Message Passing and Remote Procedure Call

• rmi-coding.html
• http://java.sun.com/docs/books/tutorial/rmi/index.html
• http://carpanta.dc.fi.udc.es/docs/java-courses/sdsu/www.eli.sdsu.edu/courses/spring99/cs696/notes/rmiIntro/rmiIntro.html

Purpose:  To enable processes on different machines to cooporate to solve a common problem.

Message Passing Basics

Generally there are two types of primatives: send(message, to) and receive(message, from).
Receive can be blocking,  non-blocking, and often you get both choices.
Send can be blocking, buffered, non-blocking, or any combination.

Messages can be though of as being sent via channels (or to addresses).  Some designs allow multiple receives.  If so, you must ask the question if only one receiver gets a message (best for simple quetries, like HTTP) , or all receives get a message (best for shutdown messages, etc.).

Finally, some systems package the whole thing up to look like a RPC.  This gets implemented via blocking sends/receives, and some marshalling.  Generally speaking RPC is less flexible than message passing, but easier for the programmer.  And normally saving programmer time is more impartant than saving execution time (normally).

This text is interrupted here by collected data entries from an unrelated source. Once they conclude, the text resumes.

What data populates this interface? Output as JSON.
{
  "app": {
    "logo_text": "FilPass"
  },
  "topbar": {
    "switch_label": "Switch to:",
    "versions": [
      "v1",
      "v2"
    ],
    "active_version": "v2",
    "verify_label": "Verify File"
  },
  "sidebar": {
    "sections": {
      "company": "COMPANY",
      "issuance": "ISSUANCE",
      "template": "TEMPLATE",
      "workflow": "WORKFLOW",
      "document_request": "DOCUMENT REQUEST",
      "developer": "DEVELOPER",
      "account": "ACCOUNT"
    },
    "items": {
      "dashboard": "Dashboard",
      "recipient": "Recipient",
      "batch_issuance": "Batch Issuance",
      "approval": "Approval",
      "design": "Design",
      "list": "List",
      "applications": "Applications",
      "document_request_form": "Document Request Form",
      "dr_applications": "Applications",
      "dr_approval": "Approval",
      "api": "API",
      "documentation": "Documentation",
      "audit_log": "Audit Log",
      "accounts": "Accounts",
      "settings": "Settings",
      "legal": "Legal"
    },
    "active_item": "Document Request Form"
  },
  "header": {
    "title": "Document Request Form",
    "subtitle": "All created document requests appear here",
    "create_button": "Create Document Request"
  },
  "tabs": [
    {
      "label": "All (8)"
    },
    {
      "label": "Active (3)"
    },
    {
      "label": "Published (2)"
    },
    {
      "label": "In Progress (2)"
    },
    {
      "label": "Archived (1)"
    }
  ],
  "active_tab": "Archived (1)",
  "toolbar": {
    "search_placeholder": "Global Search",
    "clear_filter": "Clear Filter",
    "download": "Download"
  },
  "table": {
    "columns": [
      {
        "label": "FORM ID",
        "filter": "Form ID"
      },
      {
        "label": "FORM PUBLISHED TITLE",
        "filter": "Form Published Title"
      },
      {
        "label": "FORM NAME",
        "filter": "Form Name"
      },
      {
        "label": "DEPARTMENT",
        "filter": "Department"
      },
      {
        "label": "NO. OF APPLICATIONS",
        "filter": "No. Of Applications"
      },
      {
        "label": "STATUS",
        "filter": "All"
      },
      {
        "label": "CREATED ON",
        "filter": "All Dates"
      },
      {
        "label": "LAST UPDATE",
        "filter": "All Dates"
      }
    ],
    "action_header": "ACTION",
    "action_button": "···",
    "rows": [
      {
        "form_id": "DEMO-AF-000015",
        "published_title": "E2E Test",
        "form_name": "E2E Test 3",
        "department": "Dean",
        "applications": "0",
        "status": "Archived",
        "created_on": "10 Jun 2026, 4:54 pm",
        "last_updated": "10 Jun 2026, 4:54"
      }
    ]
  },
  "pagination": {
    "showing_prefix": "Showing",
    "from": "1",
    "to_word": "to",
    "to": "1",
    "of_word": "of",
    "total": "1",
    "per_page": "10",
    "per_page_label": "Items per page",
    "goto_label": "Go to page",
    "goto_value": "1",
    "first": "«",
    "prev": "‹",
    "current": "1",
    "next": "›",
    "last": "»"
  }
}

Marshalling is the act of bundling up all the parameters to a procedure call into one message, and then unbundling them on return.  Generally speaking this is difficult but doable.  If a procedure wants to send 3 ints, it can send the 12 bytes.  If another procedure wants to send 3 floats, it can also send 12 bytes.  The receiver needs to know how to decode these 12 bytes.  Normally this is done by having each function (name, signature) map to an integer, and prepending this int onto the message.  But how can you handle default parameters?  And what about pointers?  The Java answer is to use the Serializable inteface.

Generally speaking, this is how it all works.
The server creates some objects, and tells the registry about them.
The server creates skels for those objects, and those skels begin lisstening for requests.
The client asks the registry where to find the objects and is told the server's address
The client creates stubs for each remote object found, and these stubs ask the skels to ask the server to preform some operations on the clients behalf. 
The objects can live beyond their use by any one client.
The server can accept bytecode that manipulates objects for the client.  That's a Java Unique Advantage (tm).

A method might receive as an argument a object type it's never heard of before.  How:  inheritence.
Nevertheless, the receiver will need to use the methods associated with that object, so will need the code that implements those methods.  Since Java bytecode is portable, this can be done.  But think of the marshalling headaches.  And think of the security risks!

A local object is an object just like we had in CS120.  When a local object is sent to a receiving JVM, the JVM gets a copy of the whole object and any needed bytecode as described above.  When a remote-able object gets sent to a receiving JVM, the JVM just gets a stub, and all operations on the remote object are sent via the stub to the objects original location.

An object becomes remote-able implementing remote interfaces.  Only methods defined in remote interfaces can be called remotely.  Remote interfaces are created by

• A remote interface extends the interface java.rmi.Remote.
• Each method of the interface declares java.rmi.RemoteException in its throws clause, in addition to any application-specific exceptions.

Remote objects should

• Declare the remote interfaces being implemented
• Define the constructor for the remote object
• Provide an implementation for each remote method in the remote interfaces

Arguments to or return values from remote methods can be of almost any type, including local objects, remote objects, and primitive types. More precisely, any entity of any type can be passed to or from a remote method as long as the entity is an instance of a type that is a primitive data type, a remote object, or a serializable object, which means that it implements the interface java.io.Serializable.

A few object types do not meet any of these criteria and thus cannot be passed to or returned from a remote method. Most of these objects, such as a file descriptor, encapsulate information that makes sense only within a single address space. Many of the core classes, including those in the packages java.lang and java.util, implement the Serializable interface.

The rules governing how arguments and return values are passed are as follows.

• Remote objects are essentially passed by reference. A remote object reference is a stub, which is a client-side proxy that implements the complete set of remote interfaces that the remote object implements.
• Local objects are passed by copy, using object serialization. By default all fields are copied, except those that are marked static or transient. Default serialization behavior can be overridden on a class-by-class basis.
• Passing an object by reference (as is done with remote objects) means that any changes made to the state of the object by remote method calls are reflected in the original remote object. When passing a remote object, only those interfaces that are remote interfaces are available to the receiver; any methods defined in the implementation class or defined in nonremote interfaces implemented by the class are not available to that receiver.